The accomplishment of earning three credits in 12 days is a perk of one of Stony Brook’s newest summer courses, CCS 204, where movie-watching is a requirement. Entitled, “The Stony Brook Film Festival: Films and Contexts,” CCS 204 is an interactive course offered by the Cinema and Cultural Studies department, throughout which students are required to attend the film festival while also attending class, doing reading assignments and maintaining a journal about their experience.
On a typical day, students go to class from 3:30 to 6 p.m. and then attend the festival to watch a total of two short films and two feature length films from 7 to 11:30 p.m. It is also recommended that students attend the festival’s opening and closing night receptions, during which students can meet and mingle with film industry professionals from actors to producers.

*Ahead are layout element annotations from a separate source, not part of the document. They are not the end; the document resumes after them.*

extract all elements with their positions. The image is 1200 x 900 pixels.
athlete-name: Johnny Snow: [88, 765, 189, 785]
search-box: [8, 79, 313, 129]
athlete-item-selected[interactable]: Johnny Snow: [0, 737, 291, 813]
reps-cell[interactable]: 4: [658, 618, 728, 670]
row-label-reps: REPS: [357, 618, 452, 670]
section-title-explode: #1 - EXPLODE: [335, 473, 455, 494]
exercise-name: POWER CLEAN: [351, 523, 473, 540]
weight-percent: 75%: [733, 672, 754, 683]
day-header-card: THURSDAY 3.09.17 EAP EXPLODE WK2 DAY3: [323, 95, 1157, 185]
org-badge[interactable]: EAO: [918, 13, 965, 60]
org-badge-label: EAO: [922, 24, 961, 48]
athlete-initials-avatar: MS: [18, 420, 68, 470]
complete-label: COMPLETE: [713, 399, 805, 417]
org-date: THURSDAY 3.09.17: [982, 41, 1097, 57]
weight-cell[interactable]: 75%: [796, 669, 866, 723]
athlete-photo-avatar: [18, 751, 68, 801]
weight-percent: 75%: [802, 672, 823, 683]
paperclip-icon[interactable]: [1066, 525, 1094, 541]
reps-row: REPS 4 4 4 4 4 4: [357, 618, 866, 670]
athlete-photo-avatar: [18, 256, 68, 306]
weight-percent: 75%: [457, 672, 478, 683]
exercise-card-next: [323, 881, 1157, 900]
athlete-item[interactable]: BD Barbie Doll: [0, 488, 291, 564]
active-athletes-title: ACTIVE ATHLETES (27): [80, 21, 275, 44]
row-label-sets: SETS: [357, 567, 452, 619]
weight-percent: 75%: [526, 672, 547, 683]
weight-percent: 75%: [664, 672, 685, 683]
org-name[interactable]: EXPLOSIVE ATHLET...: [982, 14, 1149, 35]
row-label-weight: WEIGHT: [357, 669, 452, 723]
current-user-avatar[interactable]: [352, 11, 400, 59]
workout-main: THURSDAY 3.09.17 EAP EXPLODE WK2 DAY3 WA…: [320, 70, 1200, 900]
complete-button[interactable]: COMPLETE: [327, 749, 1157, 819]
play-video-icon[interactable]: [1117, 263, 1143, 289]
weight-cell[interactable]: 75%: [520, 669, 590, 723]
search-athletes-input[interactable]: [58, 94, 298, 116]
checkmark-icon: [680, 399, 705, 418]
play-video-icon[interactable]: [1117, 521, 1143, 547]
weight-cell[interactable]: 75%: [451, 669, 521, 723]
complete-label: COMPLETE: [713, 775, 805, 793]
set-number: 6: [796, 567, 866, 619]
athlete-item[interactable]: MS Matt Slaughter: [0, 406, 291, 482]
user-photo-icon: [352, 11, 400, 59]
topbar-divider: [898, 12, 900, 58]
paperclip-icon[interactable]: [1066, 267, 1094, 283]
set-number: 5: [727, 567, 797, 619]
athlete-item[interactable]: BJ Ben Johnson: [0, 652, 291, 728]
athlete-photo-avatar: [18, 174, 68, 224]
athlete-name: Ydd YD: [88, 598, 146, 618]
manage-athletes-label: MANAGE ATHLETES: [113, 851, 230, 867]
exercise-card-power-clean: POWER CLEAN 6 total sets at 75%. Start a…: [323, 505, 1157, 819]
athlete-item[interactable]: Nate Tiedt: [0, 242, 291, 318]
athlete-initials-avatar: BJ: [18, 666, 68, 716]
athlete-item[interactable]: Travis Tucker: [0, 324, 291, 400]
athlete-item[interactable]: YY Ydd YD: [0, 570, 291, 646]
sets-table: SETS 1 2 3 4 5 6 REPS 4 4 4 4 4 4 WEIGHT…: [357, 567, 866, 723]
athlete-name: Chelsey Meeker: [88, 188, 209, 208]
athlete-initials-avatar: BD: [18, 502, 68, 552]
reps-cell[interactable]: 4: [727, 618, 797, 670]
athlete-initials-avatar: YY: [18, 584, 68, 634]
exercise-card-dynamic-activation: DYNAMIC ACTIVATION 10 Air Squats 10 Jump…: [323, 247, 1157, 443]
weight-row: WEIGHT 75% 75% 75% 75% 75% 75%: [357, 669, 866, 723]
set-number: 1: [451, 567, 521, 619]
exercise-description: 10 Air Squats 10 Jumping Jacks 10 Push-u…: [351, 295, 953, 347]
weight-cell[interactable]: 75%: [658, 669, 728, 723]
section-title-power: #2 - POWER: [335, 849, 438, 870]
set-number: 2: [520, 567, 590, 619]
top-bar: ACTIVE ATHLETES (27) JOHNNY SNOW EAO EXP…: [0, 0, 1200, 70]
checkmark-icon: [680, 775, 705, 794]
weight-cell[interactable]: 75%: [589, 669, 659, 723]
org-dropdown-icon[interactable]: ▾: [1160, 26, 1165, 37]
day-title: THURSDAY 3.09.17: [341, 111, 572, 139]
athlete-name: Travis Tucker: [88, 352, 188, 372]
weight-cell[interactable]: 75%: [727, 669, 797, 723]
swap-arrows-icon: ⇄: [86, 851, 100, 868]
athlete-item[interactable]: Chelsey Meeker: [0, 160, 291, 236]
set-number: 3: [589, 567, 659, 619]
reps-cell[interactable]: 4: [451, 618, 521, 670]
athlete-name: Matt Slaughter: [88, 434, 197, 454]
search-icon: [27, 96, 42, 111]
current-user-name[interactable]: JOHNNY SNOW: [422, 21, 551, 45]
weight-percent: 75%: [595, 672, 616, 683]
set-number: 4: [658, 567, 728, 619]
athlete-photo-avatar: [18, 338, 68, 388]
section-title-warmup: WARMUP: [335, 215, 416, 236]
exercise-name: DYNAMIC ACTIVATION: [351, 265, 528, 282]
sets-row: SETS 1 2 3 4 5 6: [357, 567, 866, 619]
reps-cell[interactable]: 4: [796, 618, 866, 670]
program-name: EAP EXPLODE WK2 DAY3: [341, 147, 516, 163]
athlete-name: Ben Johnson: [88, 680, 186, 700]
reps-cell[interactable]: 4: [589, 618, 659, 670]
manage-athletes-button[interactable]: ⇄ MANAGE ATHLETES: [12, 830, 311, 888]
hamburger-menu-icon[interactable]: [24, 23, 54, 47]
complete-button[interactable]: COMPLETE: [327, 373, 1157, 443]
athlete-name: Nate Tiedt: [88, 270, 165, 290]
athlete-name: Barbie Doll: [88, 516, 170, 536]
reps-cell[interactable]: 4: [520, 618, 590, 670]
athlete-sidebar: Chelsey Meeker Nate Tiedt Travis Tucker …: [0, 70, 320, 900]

CCS 204 is the brainchild of Jacqueline Reich, the undergraduate program director of Stony Brook’s Comparative Literary and Cultural Studies department, CLCS. CCS 204 was developed by Reich and graduate student Hans Staats after they met with Alan Inkles, Julie Greene and Patrick Kelly, the director, marketing director and director of management at Staller Center, respectively.

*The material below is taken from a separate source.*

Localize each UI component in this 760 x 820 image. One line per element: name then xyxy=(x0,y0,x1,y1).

Reich and Staats succeeded in designing and implementing a course that was “equal parts classroom and hands-on,” said Staats.
Gareth Burghes, a senior majoring in marine science and theater arts, took the course this summer and agrees.
“The best thing about the class is that you get to meet the filmmakers,” Burghes said. “That’s an opportunity…You only need one link to climb up the chain…It’s easily the most beneficial thing.”
Burghes, who is also the president of Stony Brook’s Pocket Theater, took CCS 204 to fulfill one of the university’s DEC requirements. Despite his interest in film and his activity in the Stony Brook theater community, Burghes had not taken a CCS course until this summer. He is glad that he has had the opportunity now, he said.
“It’s a good environment that doesn’t negate anybody’s point especially with movies where anything could be a point,” Burghes said.
But here’s the biased, subjective truth: I am a CCS major, a writer for the Statesman and the author of this article. I have taken this course and met these people, and following is my own experience:
I went to parties and after-parties where I met foreign actors and directors and partook in events from hanging out in hotel rooms listening to universal beats to discussing Walter Benjamin’s “The Work of Art in the Age of Mechanical Reproduction” in pre-dawn hours on cracked lawns with fellow admirers of Allen Ginsberg and Bob Dylan. I managed to have a classmate’s car and not the classmate and also accidentally insult actors while obtaining business cards. In twelve days, I managed to fall in love with a stranger to the extent that I penned a rough draft of a short film about the emotional stunt. Seeking the community experience of a film festival, I set out to find it, and I did. So, my advice to any of the thousands of Stony Brook students who might be interested in three credits in 12 days, is to take the course and enjoy the cinematic ride – if they can handle it.